AS REPRESENTAÇÕES DA VÁRZEA DO CARMO

A várzea do Carmo, área alagadiça do rio Tamanduateí entre o Planalto de Piratininga e o bairro do Brás, despertou o olhar de pintores e fotógrafos desde o final do século 19 até sua transformação em um parque público. Para o poder público, as cheias da várzea eram um problema de saúde pública a ser resolvido, mas para os pintores e fotógrafos que por lá circulavam, elas representavam um embelezamento da paisagem.

A VÁRZEA DO CARMO NA FOTOGRAFIA

As primeiras fotografias da várzea do Carmo são de Militão Augusto de Azevedo, (1837-1905) e estão no Álbum Comparativo da Cidade de São Paulo,1862-1887. Nas panorâmicas de 1887, feitas a partir do mirante localizado no Jardim da Luz, a linha do horizonte é tomada pela vegetação da várzea do Carmo. Nos panoramas feitos do alto do Planalto, nos fundos do Palácio do Governo, nota-se que a várzea permanece como uma área pouco edificada, apesar da passagem de mais de 20 anos entre os registros de 1862 e 1887. Já nas vistas parciais são percebidas as iniciativas de modernização da cidade – a construção de uma fonte no Palácio do Governo, e a presença de um sobrado com obras de pavimentação à sua frente, na Ladeira do Carmo em direção ao Brás.

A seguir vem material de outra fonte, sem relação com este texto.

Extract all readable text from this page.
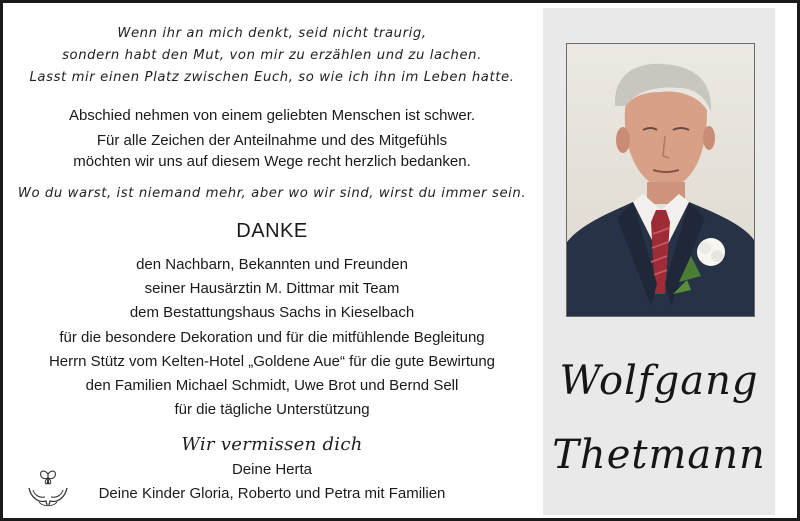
Wenn ihr an mich denkt, seid nicht traurig,
sondern habt den Mut, von mir zu erzählen und zu lachen.
Lasst mir einen Platz zwischen Euch, so wie ich ihn im Leben hatte.
Abschied nehmen von einem geliebten Menschen ist schwer.
Für alle Zeichen der Anteilnahme und des Mitgefühls
möchten wir uns auf diesem Wege recht herzlich bedanken.
Wo du warst, ist niemand mehr, aber wo wir sind, wirst du immer sein.
DANKE
den Nachbarn, Bekannten und Freunden
seiner Hausärztin M. Dittmar mit Team
dem Bestattungshaus Sachs in Kieselbach
für die besondere Dekoration und für die mitfühlende Begleitung
Herrn Stütz vom Kelten-Hotel „Goldene Aue“ für die gute Bewirtung
den Familien Michael Schmidt, Uwe Brot und Bernd Sell
für die tägliche Unterstützung
Wir vermissen dich
Deine Herta
Deine Kinder Gloria, Roberto und Petra mit Familien
Wolfgang
Thetmann
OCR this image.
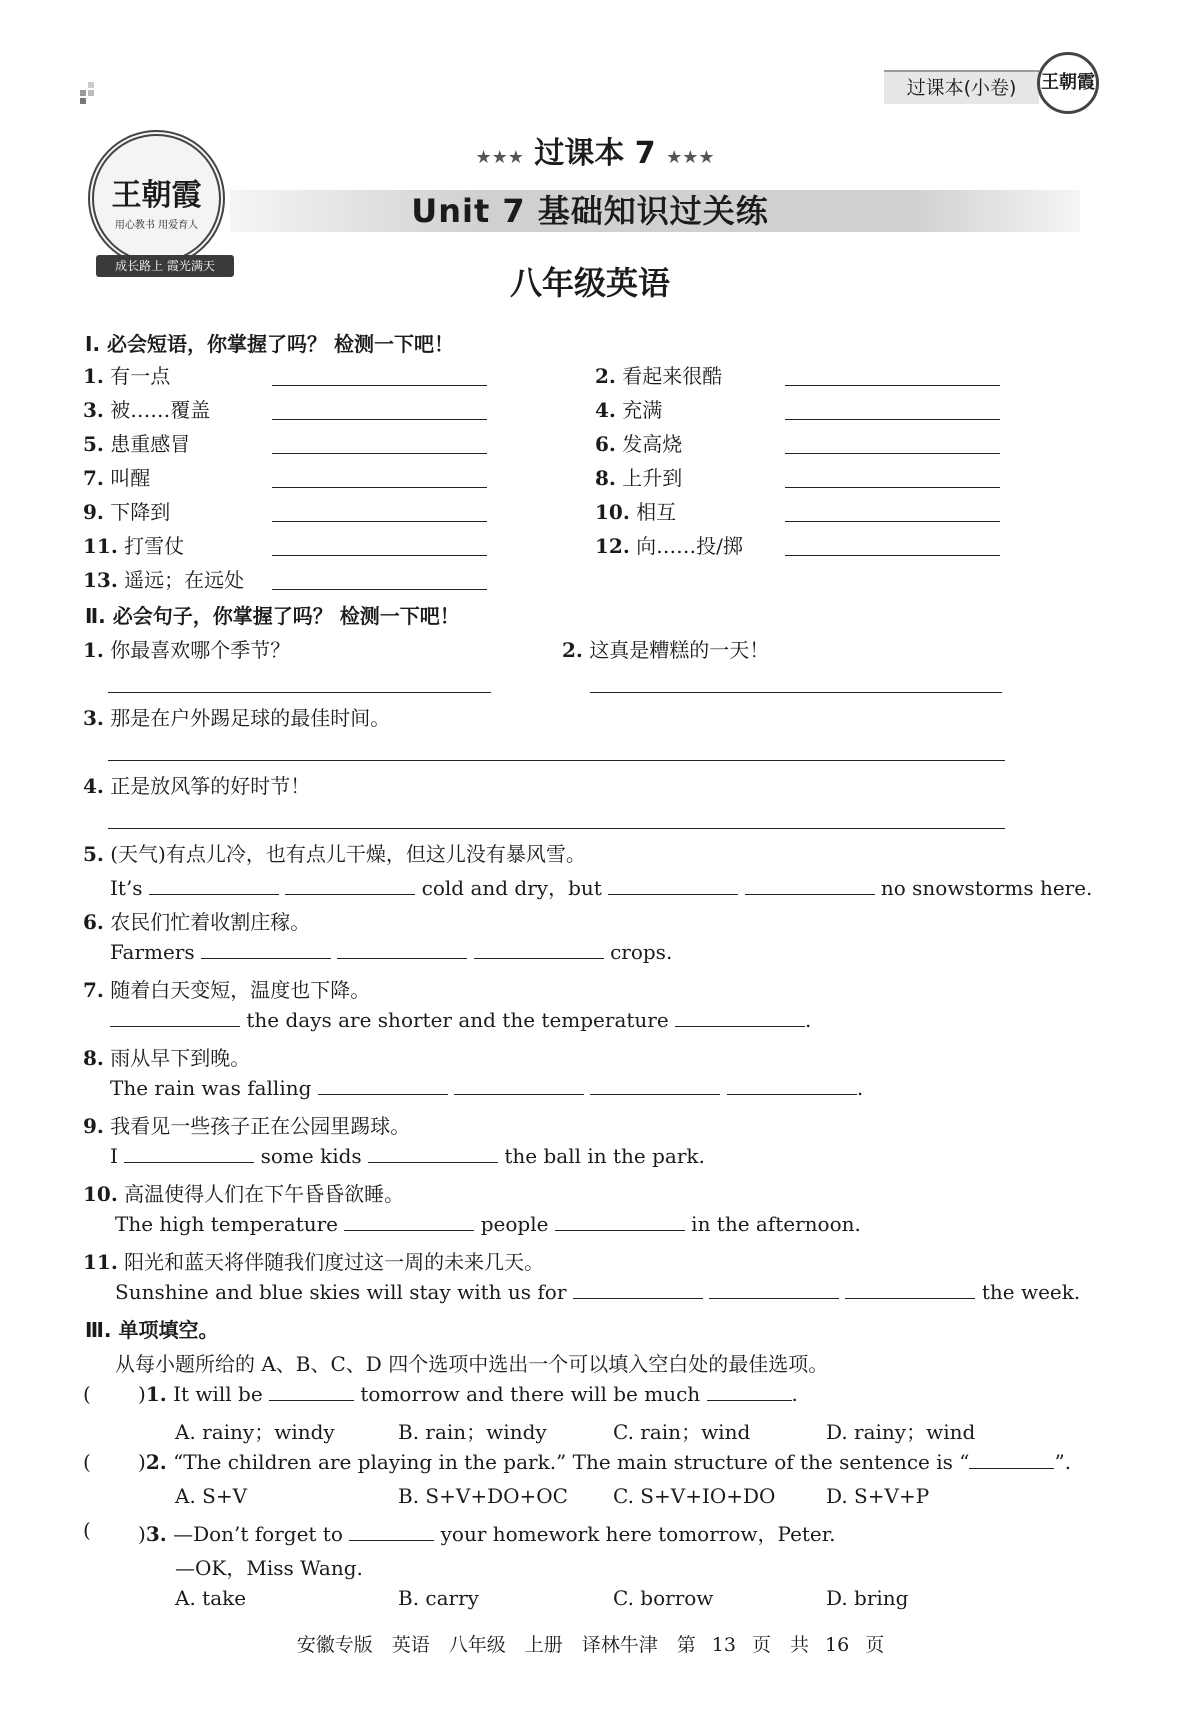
过课本(小卷)	王朝霞
王朝霞
用心教书 用爱育人
成长路上 霞光满天
★★★ 过课本 7 ★★★
Unit 7 基础知识过关练
八年级英语
Ⅰ. 必会短语，你掌握了吗？ 检测一下吧！
1. 有一点	2. 看起来很酷
3. 被……覆盖	4. 充满
5. 患重感冒	6. 发高烧
7. 叫醒	8. 上升到
9. 下降到	10. 相互
11. 打雪仗	12. 向……投/掷
13. 遥远；在远处
Ⅱ. 必会句子，你掌握了吗？ 检测一下吧！
1. 你最喜欢哪个季节？	2. 这真是糟糕的一天！
3. 那是在户外踢足球的最佳时间。
4. 正是放风筝的好时节！
5. (天气)有点儿冷，也有点儿干燥，但这儿没有暴风雪。
It’s	cold and dry，but	no snowstorms here.
6. 农民们忙着收割庄稼。
Farmers	crops.
7. 随着白天变短，温度也下降。
the days are shorter and the temperature	.
8. 雨从早下到晚。
The rain was falling	.
9. 我看见一些孩子正在公园里踢球。
I	some kids	the ball in the park.
10. 高温使得人们在下午昏昏欲睡。
The high temperature	people	in the afternoon.
11. 阳光和蓝天将伴随我们度过这一周的未来几天。
Sunshine and blue skies will stay with us for	the week.
Ⅲ. 单项填空。
从每小题所给的 A、B、C、D 四个选项中选出一个可以填入空白处的最佳选项。
( )1. It will be	tomorrow and there will be much	.
A. rainy；windy	B. rain；windy	C. rain；wind	D. rainy；wind
( )2. “The children are playing in the park.” The main structure of the sentence is “	”.
A. S+V	B. S+V+DO+OC C. S+V+IO+DO	D. S+V+P
( )3. —Don’t forget to	your homework here tomorrow，Peter.
—OK，Miss Wang.
A. take	B. carry	C. borrow	D. bring
安徽专版　英语　八年级　上册　译林牛津　第 13 页　共 16 页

O fotógrafo suíço Guilherme Gaensly (1843-1928) registrou uma das muitas enchentes na várzea como um embelezamento natural da paisagem. E João Alberto José Robbe fez uma sequência de panorâmicas do alto da torre do Palácio das Indústrias, em direção à região central da cidade.

A INUNDAÇÃO DA VÁRZEA DO CARMO

Um dos registros mais conhecidos da várzea do Carmo é a pintura de Benedito Calixto (1853-1927). O pintor já planejava criar um grande panorama da cidade de São Paulo desde meados de 1890. Em 1892, ele concretiza essa ideia, inspirado pela enchente de grandes proporções ocorrida no mês de março do mesmo ano. 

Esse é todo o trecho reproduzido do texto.